İslam coğrafyasında da benzer durumlar oluşmuştur. Emeviler döneminde saf İslam’dan ayrılmalar görülmüş, İslam dini ile Yezid’in dini arasında neredeyse bir benzerlik kalmamıştır. Sadece şekli ritüeller devam etmiştir. Bunun en gerçekçi bildiricisi İmam-ı Azam Ebu Hanife’dir. Emevi’lerin İslam’dan ayrıldıklarını, İslam’ın içini boşaltıp ayrı bir sahte din oluşturduklarını hem Ebu Hanife hem de daha önceden Yüce Peygamber’in seçkin ashabından Ebu Zer(ra) da ifade etmiştir.
İmam-ı Azam Ebu Hanife Abbasiler zamanında da aynı durumu görmüş, hem Emevi’lerin hem de Abbasilerin kadılık tekliflerini reddetmiştir. Bu yönetimlerle adeta savaş vermiş, en sonunda Abbasi Hükümdarı tarafından şehit edilmiştir. Bizde Rönesans olmamış, ama Ebu Hanife gibi
Ulu bir İmam çıkmıştır. Devlet yönetiminde dinin saf halinde kalamayacağını hayatı ile bedel ödeyerek göstermiştir.

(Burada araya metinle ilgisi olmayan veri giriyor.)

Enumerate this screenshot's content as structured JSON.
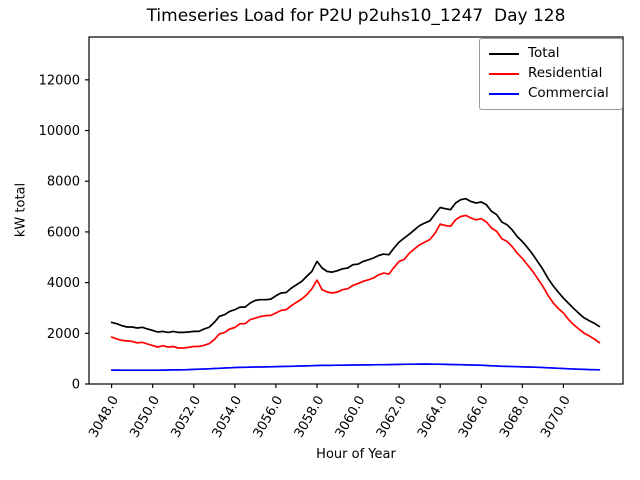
{
  "chart_data": {
    "type": "line",
    "title": "Timeseries Load for P2U p2uhs10_1247  Day 128",
    "xlabel": "Hour of Year",
    "ylabel": "kW total",
    "xlim": [
      3046.9,
      3072.9
    ],
    "ylim": [
      0,
      13690
    ],
    "grid": false,
    "legend_position": "upper right",
    "x_ticks": [
      3048,
      3050,
      3052,
      3054,
      3056,
      3058,
      3060,
      3062,
      3064,
      3066,
      3068,
      3070
    ],
    "x_tick_labels": [
      "3048.0",
      "3050.0",
      "3052.0",
      "3054.0",
      "3056.0",
      "3058.0",
      "3060.0",
      "3062.0",
      "3064.0",
      "3066.0",
      "3068.0",
      "3070.0"
    ],
    "y_ticks": [
      0,
      2000,
      4000,
      6000,
      8000,
      10000,
      12000
    ],
    "y_tick_labels": [
      "0",
      "2000",
      "4000",
      "6000",
      "8000",
      "10000",
      "12000"
    ],
    "x": [
      3048,
      3048.25,
      3048.5,
      3048.75,
      3049,
      3049.25,
      3049.5,
      3049.75,
      3050,
      3050.25,
      3050.5,
      3050.75,
      3051,
      3051.25,
      3051.5,
      3051.75,
      3052,
      3052.25,
      3052.5,
      3052.75,
      3053,
      3053.25,
      3053.5,
      3053.75,
      3054,
      3054.25,
      3054.5,
      3054.75,
      3055,
      3055.25,
      3055.5,
      3055.75,
      3056,
      3056.25,
      3056.5,
      3056.75,
      3057,
      3057.25,
      3057.5,
      3057.75,
      3058,
      3058.25,
      3058.5,
      3058.75,
      3059,
      3059.25,
      3059.5,
      3059.75,
      3060,
      3060.25,
      3060.5,
      3060.75,
      3061,
      3061.25,
      3061.5,
      3061.75,
      3062,
      3062.25,
      3062.5,
      3062.75,
      3063,
      3063.25,
      3063.5,
      3063.75,
      3064,
      3064.25,
      3064.5,
      3064.75,
      3065,
      3065.25,
      3065.5,
      3065.75,
      3066,
      3066.25,
      3066.5,
      3066.75,
      3067,
      3067.25,
      3067.5,
      3067.75,
      3068,
      3068.25,
      3068.5,
      3068.75,
      3069,
      3069.25,
      3069.5,
      3069.75,
      3070,
      3070.25,
      3070.5,
      3070.75,
      3071,
      3071.25,
      3071.5,
      3071.75
    ],
    "series": [
      {
        "key": "total",
        "name": "Total",
        "color": "#000000",
        "values": [
          2430,
          2380,
          2300,
          2250,
          2250,
          2210,
          2235,
          2170,
          2115,
          2050,
          2075,
          2035,
          2075,
          2035,
          2035,
          2050,
          2075,
          2075,
          2170,
          2235,
          2430,
          2670,
          2735,
          2865,
          2930,
          3035,
          3035,
          3195,
          3300,
          3325,
          3325,
          3350,
          3480,
          3590,
          3610,
          3785,
          3915,
          4045,
          4245,
          4440,
          4835,
          4575,
          4440,
          4415,
          4470,
          4545,
          4575,
          4705,
          4730,
          4835,
          4900,
          4970,
          5070,
          5125,
          5100,
          5365,
          5600,
          5760,
          5915,
          6085,
          6255,
          6350,
          6440,
          6705,
          6965,
          6915,
          6875,
          7140,
          7270,
          7310,
          7200,
          7140,
          7180,
          7070,
          6810,
          6680,
          6390,
          6285,
          6085,
          5820,
          5620,
          5380,
          5120,
          4820,
          4520,
          4170,
          3870,
          3620,
          3390,
          3180,
          2980,
          2790,
          2610,
          2500,
          2400,
          2270
        ]
      },
      {
        "key": "residential",
        "name": "Residential",
        "color": "#ff0000",
        "values": [
          1850,
          1780,
          1720,
          1700,
          1680,
          1620,
          1645,
          1580,
          1515,
          1460,
          1510,
          1460,
          1480,
          1420,
          1420,
          1445,
          1480,
          1485,
          1525,
          1590,
          1750,
          1975,
          2035,
          2170,
          2230,
          2380,
          2380,
          2540,
          2600,
          2665,
          2695,
          2705,
          2800,
          2905,
          2930,
          3090,
          3220,
          3350,
          3520,
          3750,
          4100,
          3720,
          3630,
          3590,
          3630,
          3720,
          3760,
          3890,
          3960,
          4050,
          4110,
          4180,
          4310,
          4375,
          4335,
          4600,
          4835,
          4915,
          5165,
          5335,
          5495,
          5600,
          5700,
          5950,
          6310,
          6255,
          6220,
          6480,
          6610,
          6650,
          6545,
          6480,
          6520,
          6390,
          6150,
          6020,
          5730,
          5625,
          5425,
          5165,
          4950,
          4700,
          4450,
          4150,
          3850,
          3500,
          3200,
          2980,
          2800,
          2540,
          2340,
          2170,
          2010,
          1900,
          1775,
          1630
        ]
      },
      {
        "key": "commercial",
        "name": "Commercial",
        "color": "#0000ff",
        "values": [
          550,
          548,
          546,
          545,
          545,
          544,
          544,
          545,
          545,
          546,
          548,
          551,
          555,
          558,
          561,
          567,
          575,
          582,
          590,
          600,
          610,
          620,
          630,
          640,
          650,
          655,
          660,
          665,
          670,
          672,
          675,
          680,
          685,
          690,
          695,
          700,
          705,
          710,
          715,
          722,
          730,
          732,
          735,
          738,
          740,
          742,
          745,
          748,
          750,
          752,
          755,
          758,
          760,
          762,
          765,
          770,
          775,
          778,
          780,
          782,
          785,
          790,
          785,
          782,
          780,
          775,
          770,
          765,
          760,
          755,
          750,
          745,
          740,
          730,
          720,
          710,
          700,
          695,
          690,
          682,
          675,
          670,
          665,
          658,
          650,
          640,
          630,
          620,
          610,
          600,
          590,
          582,
          575,
          570,
          565,
          560
        ]
      }
    ]
  }
}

20.Asırda Türkiye’de de böyle bir büyük din alimi çıkmış ve devletin maaş ödediği imamların peşine namazın sahih olmayabileceğini ifade etmiştir. Bu büyük alim Süleyman Hilmi Tunahan’dır. Ben o cemaatten veya başka bir cemaatten değilim. Ama bu durum benim gerçeği ifade etmeme mani değildir. İfade etmem gerekirse cemaat fikrine sıcak bakmam. Bendeniz, İmam-ı Azamın, Maturid’inin ve daha üstte bulunan Hz.Muhammed(AS)’in cemaatinden olmaya çalışıyorum.
Siyasi fikirlerini beğenmesek de Karl Marx çok başaeılı bir toplumbilimcidir. Yukarıdaki konuda şöyle diyor: ”Mukaddesler din referanslı iktidarlar elinde kısa sürede dünyevileşir”.
TÜRKİYE’DE DURUM NEDİR?
Osmanlı yöneticileri daha Fatih’ten itibaren İslam’dan ayrılarak Osamanlı’ya has bir yeni İslam kurmuşlardır. Kanun nameler ve evlatları öldürmeler bu yeni dinin hükümlerine göre yapılmıştır.
Türkiye Cumhuriyeti kurulduktan sonra Atatürk bu duruma bir çözüm getirmek üzere devlet ve din işlerini ayırma yoluna gitmiştir. Kendisinin söylediği gibi sahteliklerden arınmış saf bir İslam dini oluşturmak, yani dinimizin orijinal şekline dönmek istemiştir. Ancak zamanla işler değişmiş, günümüzde İslam referanslı iktidarlar oluşmaya başlamıştır. Saf dinimiz din sömürücülerinin elinde tanınmaz hale gelmiştir. Artık yolsuzluk (ki nitelikli hırsızlıktır), devleti soyma, gerçek İslam’ı yeni durumlara uydurma hali ortaya çıkmıştır. Hatta çok geriye gitmeye gerek yok. 10 yıl önceki yolsuzluk ve hırsızlık anlayışı ile bugünkü arasında hiçbir benzerlik kalmamıştır.
Maaşlı din baronları ve alttaki imamlar ve diğerlerinin literatüründen yolsuzluk ve hırsızlık çıkmıştır. Ebu Hanife zaten kesin olarak haklıdır. Ama Marx da maalesef haklı çıkmıştır.
Bu durumu tam uygulama alnına sokan yönetim resmi din görevlilerinin maaşlarını sürekli artırmış, diğer kamu görevlilerinin maaşları enflasyonun çok gerisinde kalmıştır. Böyle bir ortamda elbette bir din görevlisi İmam-ı Azam’ın yolunu takip edemez.
Hatta Sayın Prof.Dr.Mehmet Görmez, gözlerini tamamen kapatmıştır. Artık hiç mi hiç görmüyor.
KISACA TÜRKİYE’DE ÖZÜ İSLAM OLMAYAN YENİ BİR DİN OLUŞTURULMUŞTUR.
BEN ŞAHSEN O DİNDEN DEĞİLİM, ALLAH(CC)’NİN DİNİNDENİM.